Foreigners to Thailand often describe the ‘Buddhism’ here as a curious mix of superstition, animism and Buddhism, with the feeling that it is not ‘real’ Buddhism, but something tainted or corrupted.
The view is not exactly wrong. But there is a ‘but’.
Even the Buddha was seen to engage in what some people would call superstition. At one point he put his bowl into the river with the ‘Saccakiriya’ (a kind of resolution/wish) that the bowl float upstream if he was going to attain Enlightenment in that very lifetime. In fact, the bowl did float upstream, which mitigates his resolution under the Bodhi tree, where he determined that he would not raise from that seat until he had attained, even if his blood and bones were to turn to dust.
On the night of Enlightenment, the Buddha reportedly called on Darani the earth goddess to be witness to all the good deeds he had done in the past. After each deed he had poured water on the earth to symbolically share merits – a custom Thai’s still do in temples.
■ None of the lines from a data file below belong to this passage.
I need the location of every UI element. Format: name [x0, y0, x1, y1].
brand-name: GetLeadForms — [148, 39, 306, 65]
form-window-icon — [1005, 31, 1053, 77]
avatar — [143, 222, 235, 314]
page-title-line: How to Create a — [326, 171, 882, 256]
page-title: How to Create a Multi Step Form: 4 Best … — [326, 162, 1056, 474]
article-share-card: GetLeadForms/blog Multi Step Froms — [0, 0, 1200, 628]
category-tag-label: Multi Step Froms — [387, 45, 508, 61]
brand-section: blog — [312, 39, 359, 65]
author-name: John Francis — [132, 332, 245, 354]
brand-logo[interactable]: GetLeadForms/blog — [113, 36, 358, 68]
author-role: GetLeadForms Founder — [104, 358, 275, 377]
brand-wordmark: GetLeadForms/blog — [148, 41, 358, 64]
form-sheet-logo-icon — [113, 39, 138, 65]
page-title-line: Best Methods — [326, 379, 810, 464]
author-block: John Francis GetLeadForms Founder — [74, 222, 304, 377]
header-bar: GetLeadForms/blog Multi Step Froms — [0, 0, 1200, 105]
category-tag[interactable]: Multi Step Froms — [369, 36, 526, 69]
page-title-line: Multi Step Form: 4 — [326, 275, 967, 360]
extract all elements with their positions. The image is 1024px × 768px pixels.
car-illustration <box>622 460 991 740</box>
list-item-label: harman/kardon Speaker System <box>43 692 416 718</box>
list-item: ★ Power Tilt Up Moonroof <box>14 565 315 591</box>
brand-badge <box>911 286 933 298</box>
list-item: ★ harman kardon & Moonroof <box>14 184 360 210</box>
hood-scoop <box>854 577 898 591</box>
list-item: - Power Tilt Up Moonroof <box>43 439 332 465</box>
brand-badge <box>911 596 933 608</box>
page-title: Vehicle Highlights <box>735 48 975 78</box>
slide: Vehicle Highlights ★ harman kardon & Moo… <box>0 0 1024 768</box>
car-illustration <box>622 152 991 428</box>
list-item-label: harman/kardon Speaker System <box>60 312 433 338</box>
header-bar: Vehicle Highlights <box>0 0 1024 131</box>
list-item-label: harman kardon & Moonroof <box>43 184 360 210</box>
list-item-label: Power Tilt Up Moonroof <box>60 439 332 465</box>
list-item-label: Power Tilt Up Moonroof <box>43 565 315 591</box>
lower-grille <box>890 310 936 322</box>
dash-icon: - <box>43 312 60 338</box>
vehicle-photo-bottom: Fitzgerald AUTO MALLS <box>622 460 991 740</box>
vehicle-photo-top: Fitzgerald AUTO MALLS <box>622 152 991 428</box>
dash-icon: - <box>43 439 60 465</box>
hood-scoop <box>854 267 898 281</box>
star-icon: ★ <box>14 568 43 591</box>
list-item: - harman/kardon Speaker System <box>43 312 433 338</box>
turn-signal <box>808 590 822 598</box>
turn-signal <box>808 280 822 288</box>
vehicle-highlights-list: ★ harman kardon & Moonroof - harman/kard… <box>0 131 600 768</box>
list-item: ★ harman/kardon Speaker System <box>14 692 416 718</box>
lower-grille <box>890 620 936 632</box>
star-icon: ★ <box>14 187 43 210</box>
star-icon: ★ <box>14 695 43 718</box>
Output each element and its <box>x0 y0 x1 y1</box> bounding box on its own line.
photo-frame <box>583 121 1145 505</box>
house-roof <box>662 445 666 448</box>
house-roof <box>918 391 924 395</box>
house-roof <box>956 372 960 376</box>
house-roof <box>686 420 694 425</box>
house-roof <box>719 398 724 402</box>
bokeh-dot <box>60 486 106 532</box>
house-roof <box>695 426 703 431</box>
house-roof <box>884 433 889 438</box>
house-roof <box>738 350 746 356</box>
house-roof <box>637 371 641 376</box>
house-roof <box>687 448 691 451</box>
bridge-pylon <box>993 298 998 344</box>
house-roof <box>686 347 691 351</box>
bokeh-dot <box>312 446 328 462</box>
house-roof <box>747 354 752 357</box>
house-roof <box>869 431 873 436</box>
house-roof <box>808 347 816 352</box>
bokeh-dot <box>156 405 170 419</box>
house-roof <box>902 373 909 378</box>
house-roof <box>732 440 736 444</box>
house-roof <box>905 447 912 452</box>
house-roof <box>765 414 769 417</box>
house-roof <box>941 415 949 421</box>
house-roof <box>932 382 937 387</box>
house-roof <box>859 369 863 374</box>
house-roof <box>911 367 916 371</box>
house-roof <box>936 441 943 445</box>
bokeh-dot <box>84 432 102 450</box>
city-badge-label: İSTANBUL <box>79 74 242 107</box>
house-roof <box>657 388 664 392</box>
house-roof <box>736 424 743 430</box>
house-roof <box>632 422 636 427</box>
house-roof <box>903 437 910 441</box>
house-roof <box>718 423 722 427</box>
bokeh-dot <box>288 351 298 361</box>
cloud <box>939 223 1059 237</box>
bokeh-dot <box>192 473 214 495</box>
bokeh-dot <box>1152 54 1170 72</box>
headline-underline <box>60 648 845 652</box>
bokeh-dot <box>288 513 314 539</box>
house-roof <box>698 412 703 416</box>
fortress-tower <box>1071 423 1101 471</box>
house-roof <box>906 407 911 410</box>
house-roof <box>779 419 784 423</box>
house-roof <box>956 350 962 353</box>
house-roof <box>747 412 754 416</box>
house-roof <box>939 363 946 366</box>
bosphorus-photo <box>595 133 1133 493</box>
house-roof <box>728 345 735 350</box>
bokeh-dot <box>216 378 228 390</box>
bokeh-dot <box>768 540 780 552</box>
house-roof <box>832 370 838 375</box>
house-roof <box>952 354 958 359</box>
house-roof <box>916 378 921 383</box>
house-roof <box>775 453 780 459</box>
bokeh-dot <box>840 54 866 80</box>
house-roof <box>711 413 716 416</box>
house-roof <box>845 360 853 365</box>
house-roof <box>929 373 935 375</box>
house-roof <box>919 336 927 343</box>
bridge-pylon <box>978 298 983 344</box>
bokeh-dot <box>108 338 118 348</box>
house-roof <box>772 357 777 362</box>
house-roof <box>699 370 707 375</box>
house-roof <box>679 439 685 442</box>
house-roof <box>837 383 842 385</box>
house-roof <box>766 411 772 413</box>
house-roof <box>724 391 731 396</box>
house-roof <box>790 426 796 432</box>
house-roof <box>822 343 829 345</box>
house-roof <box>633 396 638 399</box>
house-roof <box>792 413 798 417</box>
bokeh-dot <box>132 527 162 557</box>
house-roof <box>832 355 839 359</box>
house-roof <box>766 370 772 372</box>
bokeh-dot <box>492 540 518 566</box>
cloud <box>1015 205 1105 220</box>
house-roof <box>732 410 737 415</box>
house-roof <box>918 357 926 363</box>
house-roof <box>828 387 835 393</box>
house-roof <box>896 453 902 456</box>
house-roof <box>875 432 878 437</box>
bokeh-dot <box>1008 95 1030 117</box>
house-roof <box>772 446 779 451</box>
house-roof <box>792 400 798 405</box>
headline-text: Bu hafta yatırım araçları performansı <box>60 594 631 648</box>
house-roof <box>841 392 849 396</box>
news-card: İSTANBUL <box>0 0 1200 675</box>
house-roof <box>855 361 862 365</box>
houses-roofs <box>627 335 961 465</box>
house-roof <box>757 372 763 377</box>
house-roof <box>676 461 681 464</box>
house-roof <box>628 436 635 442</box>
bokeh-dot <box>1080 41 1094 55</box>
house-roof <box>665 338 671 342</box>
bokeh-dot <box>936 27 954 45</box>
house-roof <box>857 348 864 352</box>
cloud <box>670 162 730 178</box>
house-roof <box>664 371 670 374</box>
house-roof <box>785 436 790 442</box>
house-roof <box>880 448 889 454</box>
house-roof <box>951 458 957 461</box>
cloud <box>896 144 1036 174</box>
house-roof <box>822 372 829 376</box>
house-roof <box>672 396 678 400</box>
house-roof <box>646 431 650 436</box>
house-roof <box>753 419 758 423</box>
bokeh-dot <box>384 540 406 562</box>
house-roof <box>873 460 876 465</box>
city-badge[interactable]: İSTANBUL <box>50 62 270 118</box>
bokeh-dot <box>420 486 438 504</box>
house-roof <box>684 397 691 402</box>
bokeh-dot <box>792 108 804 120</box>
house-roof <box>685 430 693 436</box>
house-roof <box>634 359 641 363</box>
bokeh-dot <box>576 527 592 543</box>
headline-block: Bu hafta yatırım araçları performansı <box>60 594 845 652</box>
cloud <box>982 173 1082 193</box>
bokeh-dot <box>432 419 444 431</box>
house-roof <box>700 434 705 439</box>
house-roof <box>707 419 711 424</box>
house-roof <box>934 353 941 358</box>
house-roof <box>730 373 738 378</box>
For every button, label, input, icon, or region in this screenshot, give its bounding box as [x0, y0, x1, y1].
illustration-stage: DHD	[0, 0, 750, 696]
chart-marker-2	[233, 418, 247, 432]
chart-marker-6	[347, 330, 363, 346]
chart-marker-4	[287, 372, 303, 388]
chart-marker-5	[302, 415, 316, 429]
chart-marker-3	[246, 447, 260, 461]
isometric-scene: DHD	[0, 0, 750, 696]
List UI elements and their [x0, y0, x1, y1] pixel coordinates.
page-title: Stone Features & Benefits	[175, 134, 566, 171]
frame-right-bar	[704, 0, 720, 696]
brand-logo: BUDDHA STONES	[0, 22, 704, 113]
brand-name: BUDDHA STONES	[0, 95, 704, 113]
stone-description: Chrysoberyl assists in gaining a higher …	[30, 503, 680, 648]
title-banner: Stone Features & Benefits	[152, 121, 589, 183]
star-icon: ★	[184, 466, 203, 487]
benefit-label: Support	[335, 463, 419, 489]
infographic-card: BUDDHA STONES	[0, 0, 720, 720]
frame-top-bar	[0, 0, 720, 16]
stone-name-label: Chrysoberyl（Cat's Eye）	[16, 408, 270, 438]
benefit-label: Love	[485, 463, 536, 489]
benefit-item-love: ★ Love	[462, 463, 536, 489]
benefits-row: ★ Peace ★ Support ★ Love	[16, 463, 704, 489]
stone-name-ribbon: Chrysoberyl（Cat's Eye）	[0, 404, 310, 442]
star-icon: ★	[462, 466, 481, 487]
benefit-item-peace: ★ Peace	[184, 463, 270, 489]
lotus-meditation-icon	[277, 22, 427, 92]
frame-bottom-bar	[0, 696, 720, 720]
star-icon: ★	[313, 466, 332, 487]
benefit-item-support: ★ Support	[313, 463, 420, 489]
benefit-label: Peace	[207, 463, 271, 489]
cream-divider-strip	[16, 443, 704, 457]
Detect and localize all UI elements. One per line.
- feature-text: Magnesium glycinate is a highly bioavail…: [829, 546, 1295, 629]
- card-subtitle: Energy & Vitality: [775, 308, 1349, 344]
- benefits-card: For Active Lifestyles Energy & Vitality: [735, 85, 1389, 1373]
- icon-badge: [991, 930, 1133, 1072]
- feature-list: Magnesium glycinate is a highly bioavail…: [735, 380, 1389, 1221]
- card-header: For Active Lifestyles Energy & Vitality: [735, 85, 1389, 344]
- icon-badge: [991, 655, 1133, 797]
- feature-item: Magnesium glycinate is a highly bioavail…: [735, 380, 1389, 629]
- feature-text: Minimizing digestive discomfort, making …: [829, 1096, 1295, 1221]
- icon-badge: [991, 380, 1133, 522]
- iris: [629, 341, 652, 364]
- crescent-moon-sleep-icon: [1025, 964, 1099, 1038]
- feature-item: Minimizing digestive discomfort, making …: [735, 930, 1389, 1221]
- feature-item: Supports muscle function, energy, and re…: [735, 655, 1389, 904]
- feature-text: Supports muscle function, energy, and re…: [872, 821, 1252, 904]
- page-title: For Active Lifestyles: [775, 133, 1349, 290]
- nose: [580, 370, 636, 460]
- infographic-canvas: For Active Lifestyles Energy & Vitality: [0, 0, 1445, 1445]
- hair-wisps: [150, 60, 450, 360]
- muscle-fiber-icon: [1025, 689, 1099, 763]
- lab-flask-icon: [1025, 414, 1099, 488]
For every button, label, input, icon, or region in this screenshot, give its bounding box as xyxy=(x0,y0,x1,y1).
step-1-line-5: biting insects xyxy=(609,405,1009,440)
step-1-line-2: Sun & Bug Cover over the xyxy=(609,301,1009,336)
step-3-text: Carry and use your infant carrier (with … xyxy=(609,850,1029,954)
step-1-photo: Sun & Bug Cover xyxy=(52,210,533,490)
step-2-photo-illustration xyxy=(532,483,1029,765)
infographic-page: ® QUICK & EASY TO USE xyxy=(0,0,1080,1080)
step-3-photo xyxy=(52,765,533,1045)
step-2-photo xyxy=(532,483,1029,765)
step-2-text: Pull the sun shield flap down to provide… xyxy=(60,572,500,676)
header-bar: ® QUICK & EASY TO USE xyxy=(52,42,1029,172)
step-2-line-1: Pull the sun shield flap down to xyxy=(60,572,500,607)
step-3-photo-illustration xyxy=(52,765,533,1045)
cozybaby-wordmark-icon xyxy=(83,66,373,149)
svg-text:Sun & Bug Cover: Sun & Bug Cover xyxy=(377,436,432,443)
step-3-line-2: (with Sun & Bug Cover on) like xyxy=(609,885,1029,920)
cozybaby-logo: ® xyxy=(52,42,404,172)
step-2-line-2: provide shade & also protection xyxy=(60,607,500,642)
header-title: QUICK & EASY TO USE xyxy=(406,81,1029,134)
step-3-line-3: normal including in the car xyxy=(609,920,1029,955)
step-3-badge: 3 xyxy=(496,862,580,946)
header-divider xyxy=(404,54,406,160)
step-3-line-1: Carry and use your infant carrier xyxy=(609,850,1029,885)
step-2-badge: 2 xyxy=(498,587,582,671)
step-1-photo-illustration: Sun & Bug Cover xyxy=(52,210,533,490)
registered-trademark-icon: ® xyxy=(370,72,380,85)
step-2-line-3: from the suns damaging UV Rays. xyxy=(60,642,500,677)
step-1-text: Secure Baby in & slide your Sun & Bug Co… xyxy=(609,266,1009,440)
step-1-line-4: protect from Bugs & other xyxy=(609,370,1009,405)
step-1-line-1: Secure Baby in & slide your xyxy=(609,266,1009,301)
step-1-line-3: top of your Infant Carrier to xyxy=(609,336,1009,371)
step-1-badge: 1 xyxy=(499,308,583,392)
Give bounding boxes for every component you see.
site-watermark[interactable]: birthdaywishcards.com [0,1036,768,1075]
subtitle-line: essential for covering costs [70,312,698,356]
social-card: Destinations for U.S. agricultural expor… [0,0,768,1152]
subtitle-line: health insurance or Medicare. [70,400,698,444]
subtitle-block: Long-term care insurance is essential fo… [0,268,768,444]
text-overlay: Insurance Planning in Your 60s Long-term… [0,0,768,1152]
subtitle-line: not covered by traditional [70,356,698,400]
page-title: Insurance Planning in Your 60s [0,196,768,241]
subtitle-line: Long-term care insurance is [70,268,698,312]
This water pouring is a Brahmanic tradition, pre-dating Buddhism.
Other times he confirmed tree and air spirits, and many times taught about ghost realms. He also gave chants to the monks to ward off unpleasant influence.
One example of this is the Metta Sutta – the chant that all Theravada monks memorise by heart in the original Pali. The monks had been having a hard time meditating. The Buddha told them there were some unfriendly devas in the area, and that by chanting the stanza it would resolve the situation. It worked too.
Another chant was given to ward off attacks by animals – the 2 footed, 4 footed, many footed and the footless kind of animals.
In the Parinibbana Sutta, which documents the final days of the Buddha’s life, he tells the laypeople that they should respect, worship and maintain the local shrines, in order for their kingdom to last a long time.
It should be clear then that even ‘original’ Buddhism was full of aspects that are today condemned as being non-Buddhist. The religion grew up and was practised in a society that accepted many of these things as the norm. The monks even adopted many of the practises – such as the gatherings on the full and half moon days. The lines between superstition, animism and the tradition of Enlightenment were blurred right from the outset, and there is nothing wrong with this image.